If you're a "gentile" (i.e. non-Mormon) in Utah, you sometimes feel like an anthropologist on a field study of an remote tribe. You're regularly trying to figure out strange customs, ceremonies and even underwear.

We get two glimpses into Mormon mating rituals from articles in the Tribune and the Deseret News.

Roxana Orellana at the Trib has a happy story. Brigham Young University — often exhalted as America's "stone-cold sober" university — is nevertheless, the nation's old-fashioned dating capital. BYU students have more dates in a semester than students at other schools have in their entire college careers, a new study has found.

"There is a whole lot of dating going on at BYU," says Bruce Chadwick, a BYU sociologist. Students at the school are "not into the casualness of single bars and Internet linking."

The goal is marriage, not NCMO (noncommittal make-out). "You can't really find a companion if you are always hanging out and hooking up," one student says.

Meanwhile, the DNews' MormonTimes includes an essay that finds things are not so hunky dory for the sisters, dating-wise, after graduation.

"For years, I'd fasted and prayed to the Lord saying, 'Please, I'm tired of doing all the asking.
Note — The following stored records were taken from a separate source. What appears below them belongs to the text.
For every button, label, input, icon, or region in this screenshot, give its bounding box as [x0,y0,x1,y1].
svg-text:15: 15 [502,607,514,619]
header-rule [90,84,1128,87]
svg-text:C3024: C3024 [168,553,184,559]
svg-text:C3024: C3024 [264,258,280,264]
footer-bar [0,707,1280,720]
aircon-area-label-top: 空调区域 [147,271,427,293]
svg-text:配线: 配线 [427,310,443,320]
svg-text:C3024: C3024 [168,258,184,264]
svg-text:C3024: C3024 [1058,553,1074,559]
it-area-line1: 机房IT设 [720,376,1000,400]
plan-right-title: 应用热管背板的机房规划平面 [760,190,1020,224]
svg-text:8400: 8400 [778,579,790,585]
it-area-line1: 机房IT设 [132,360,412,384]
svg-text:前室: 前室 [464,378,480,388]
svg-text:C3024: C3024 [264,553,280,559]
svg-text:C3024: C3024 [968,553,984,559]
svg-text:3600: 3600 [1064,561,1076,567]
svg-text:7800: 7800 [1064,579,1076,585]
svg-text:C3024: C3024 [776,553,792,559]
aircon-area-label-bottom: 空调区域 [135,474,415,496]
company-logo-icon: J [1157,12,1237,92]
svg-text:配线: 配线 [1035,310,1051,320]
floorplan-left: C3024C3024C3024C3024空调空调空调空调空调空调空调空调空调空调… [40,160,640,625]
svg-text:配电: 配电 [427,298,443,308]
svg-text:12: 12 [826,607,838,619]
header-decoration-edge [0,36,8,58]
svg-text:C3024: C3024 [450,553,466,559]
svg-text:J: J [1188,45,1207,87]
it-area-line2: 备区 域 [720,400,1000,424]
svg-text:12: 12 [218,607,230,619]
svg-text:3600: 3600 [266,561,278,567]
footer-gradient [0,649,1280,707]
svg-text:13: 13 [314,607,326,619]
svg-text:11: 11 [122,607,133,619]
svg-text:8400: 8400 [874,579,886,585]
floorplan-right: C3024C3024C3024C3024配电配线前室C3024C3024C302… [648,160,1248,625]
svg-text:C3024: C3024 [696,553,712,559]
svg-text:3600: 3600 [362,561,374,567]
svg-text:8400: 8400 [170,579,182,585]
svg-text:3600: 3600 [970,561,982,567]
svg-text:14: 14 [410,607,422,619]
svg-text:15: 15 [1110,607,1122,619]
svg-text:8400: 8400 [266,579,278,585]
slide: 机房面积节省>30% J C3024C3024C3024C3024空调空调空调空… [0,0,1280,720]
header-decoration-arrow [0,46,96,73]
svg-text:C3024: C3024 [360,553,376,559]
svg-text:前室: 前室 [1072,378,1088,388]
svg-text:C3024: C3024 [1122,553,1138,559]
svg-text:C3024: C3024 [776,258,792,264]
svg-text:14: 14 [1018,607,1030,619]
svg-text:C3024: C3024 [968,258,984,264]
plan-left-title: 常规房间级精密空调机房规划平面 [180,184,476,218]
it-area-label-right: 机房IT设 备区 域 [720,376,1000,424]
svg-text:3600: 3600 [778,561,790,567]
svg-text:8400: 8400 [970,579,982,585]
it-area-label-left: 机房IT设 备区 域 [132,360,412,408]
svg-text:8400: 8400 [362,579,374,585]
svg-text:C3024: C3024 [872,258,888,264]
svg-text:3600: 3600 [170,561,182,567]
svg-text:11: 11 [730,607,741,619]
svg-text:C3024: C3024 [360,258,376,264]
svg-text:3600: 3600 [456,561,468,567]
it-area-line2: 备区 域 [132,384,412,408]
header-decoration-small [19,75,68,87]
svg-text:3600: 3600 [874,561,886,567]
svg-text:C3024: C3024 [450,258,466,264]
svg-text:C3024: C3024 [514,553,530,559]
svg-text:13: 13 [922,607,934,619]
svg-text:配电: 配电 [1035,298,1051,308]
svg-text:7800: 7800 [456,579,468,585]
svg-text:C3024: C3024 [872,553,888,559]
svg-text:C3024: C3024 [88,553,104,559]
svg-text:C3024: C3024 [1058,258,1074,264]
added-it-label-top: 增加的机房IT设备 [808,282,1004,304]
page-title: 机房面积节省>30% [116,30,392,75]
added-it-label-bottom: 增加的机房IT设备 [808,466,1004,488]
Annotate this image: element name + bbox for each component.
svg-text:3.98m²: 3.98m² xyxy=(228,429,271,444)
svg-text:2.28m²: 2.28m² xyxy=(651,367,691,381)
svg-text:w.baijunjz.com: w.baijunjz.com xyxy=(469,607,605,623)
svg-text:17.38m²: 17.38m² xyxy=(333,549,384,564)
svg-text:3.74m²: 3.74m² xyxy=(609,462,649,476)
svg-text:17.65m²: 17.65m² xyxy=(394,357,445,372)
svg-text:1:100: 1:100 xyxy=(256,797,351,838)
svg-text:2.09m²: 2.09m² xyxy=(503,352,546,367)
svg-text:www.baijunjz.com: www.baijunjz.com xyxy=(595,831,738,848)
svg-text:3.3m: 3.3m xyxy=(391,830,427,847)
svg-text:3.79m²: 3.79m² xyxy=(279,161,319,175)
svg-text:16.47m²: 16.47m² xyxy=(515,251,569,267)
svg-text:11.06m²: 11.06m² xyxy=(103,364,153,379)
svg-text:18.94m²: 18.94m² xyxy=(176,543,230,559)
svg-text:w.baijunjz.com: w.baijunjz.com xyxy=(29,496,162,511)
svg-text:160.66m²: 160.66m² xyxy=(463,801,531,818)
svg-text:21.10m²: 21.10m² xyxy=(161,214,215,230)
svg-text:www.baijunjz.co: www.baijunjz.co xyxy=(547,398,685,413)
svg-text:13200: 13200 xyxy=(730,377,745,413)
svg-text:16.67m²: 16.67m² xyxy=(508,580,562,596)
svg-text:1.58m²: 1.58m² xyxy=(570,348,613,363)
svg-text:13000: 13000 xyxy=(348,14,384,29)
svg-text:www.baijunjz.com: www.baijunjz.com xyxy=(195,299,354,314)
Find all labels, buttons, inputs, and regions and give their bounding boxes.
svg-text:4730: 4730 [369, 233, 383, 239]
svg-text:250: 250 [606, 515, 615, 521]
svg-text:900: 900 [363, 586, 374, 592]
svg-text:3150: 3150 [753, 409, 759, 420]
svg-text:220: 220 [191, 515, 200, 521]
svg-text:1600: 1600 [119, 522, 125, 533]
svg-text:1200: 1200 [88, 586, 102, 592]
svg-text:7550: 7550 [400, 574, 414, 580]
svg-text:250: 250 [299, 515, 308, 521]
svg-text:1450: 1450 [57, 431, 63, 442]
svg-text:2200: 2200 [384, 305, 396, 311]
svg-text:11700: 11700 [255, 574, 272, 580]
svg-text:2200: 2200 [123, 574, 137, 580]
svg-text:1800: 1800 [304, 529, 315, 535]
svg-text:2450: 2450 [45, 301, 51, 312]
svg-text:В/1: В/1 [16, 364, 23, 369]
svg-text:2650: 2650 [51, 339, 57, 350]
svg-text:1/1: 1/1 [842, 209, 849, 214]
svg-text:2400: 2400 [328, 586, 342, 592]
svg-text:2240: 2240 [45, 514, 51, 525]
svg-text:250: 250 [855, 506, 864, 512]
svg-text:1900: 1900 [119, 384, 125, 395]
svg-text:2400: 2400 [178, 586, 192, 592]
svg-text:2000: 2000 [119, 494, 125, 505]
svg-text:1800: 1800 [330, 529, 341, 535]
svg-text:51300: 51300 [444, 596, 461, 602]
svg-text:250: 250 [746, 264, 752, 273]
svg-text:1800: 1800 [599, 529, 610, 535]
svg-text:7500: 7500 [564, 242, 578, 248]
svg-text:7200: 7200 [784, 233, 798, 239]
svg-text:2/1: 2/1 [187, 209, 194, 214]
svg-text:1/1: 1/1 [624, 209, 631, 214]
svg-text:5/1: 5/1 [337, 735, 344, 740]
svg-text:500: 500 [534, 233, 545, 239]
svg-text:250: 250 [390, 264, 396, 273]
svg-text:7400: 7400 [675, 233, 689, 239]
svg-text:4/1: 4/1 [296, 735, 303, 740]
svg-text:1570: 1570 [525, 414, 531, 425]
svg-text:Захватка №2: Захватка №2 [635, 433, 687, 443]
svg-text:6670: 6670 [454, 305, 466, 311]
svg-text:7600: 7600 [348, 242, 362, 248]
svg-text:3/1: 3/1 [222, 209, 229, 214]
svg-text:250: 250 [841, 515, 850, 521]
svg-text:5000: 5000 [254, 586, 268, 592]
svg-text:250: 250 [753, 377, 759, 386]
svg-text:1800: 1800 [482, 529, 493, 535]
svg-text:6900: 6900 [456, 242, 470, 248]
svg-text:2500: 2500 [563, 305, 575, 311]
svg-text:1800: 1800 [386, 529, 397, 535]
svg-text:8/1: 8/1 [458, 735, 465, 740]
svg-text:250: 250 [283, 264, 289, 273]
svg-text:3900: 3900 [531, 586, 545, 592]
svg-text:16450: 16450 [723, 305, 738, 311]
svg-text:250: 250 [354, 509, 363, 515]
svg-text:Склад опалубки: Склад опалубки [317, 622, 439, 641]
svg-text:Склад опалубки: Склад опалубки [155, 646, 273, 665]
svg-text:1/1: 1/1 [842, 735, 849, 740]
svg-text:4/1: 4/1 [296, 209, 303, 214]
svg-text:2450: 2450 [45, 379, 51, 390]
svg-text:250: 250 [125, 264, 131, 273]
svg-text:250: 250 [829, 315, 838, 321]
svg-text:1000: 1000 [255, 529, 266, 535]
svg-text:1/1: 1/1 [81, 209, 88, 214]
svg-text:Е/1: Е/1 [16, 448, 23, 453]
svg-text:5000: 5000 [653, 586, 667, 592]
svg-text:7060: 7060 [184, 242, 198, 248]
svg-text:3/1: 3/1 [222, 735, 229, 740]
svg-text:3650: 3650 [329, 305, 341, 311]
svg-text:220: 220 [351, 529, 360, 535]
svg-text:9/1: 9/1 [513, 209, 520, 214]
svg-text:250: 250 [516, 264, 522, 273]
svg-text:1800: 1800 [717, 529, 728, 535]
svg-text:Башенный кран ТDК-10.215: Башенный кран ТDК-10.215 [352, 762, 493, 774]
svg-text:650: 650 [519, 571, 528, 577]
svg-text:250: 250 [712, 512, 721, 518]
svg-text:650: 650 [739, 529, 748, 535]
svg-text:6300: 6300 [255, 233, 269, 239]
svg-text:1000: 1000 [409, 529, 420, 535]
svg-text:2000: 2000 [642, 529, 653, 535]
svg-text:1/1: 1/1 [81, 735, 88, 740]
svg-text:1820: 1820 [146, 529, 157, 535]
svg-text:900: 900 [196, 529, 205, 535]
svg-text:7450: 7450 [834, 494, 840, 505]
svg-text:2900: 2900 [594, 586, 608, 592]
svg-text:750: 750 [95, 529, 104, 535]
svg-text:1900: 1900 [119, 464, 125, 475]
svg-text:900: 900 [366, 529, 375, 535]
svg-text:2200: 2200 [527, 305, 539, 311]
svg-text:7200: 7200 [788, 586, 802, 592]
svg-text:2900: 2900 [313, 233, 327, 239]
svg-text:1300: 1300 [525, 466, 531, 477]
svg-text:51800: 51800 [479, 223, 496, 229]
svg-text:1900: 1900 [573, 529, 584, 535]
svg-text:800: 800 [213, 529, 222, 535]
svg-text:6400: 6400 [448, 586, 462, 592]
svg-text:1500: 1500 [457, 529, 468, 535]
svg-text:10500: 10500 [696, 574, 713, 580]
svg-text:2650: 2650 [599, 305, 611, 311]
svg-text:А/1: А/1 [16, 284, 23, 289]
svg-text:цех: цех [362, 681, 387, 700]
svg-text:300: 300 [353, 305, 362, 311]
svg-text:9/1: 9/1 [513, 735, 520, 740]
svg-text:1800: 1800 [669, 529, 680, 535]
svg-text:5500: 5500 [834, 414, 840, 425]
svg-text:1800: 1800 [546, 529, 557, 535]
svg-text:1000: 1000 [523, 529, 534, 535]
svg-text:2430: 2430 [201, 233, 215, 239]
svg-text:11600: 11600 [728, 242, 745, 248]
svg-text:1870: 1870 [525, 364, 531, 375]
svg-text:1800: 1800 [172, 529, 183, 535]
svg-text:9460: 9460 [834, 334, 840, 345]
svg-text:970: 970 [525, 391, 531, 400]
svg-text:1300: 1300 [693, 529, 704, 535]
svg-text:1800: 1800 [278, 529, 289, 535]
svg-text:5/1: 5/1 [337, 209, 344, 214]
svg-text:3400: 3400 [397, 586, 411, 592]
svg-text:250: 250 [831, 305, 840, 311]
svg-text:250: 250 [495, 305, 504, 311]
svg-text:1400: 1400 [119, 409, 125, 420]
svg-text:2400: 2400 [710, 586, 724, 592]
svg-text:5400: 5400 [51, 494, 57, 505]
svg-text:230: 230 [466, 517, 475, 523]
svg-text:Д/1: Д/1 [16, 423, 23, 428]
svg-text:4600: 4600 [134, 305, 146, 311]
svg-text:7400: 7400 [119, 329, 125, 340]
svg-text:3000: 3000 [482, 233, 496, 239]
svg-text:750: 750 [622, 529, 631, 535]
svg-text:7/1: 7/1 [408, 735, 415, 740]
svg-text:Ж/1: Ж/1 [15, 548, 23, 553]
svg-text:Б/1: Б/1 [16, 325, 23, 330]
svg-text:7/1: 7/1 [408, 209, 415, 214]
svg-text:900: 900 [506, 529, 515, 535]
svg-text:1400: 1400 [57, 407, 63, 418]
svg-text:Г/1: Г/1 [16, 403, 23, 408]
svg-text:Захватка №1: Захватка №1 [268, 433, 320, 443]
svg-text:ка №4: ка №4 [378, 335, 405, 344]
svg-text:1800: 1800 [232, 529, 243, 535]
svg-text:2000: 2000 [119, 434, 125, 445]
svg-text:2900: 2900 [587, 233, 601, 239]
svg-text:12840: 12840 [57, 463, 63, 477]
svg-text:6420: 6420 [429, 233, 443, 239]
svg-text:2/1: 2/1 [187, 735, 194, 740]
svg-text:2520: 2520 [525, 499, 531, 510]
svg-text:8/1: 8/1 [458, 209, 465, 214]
Just once can't someone ask me out on a date for a change? Please?' " writes Michelle Llewellyn. Her prayers were answered, but apparently the Lord, Her mysterious way, sends out a loser:
He was in his 30s, hadn't completed any higher education, saw no problem with a round of golf on Sunday and was still living with his parents.
Llewellyn prepares to spend Valentine's Day alone at home eating Ben & Jerry's out of the carton. Nothing exotic so far, then the essay turns to the promise.
It's not found in any scriptures (except maybe Isaiah 54:1), but the Lord has inspired the brethren of the church to give us single unmarried women some hope and counsel. From President Lorenzo Snow to our dearly departed President Gordon B. Hinckley, they have been quoted saying such things as "a young woman with no opportunity for marriage in this life ... will have every opportunity in the next."

It's a bitter pill to swallow, facing the fact that many of us may have to wait ... and wait ... and wait some more, perhaps until the second coming, or whatever has to come before being granted our heart's desire.

Trust the brethren, it will come.

It appears to be the reverse of the non-Mormon expression, "I'll be mellow when I'm dead."

Instead, the sisters will be rockin' with full dance cards when they're worm food.

1 Comments:

At February 18, 2008 12:21 PM , Anonymous iluvutah said...

Sad. The message comes across loud and clear to faithful Mormon women: you are nothing without a husband. Sure, they are told they are worthy, and loved and can serve in many other ways, but a single Mormon woman at the end of her life can't feel fully "worthy" if she didn't marry in this life. That is downright pathetic.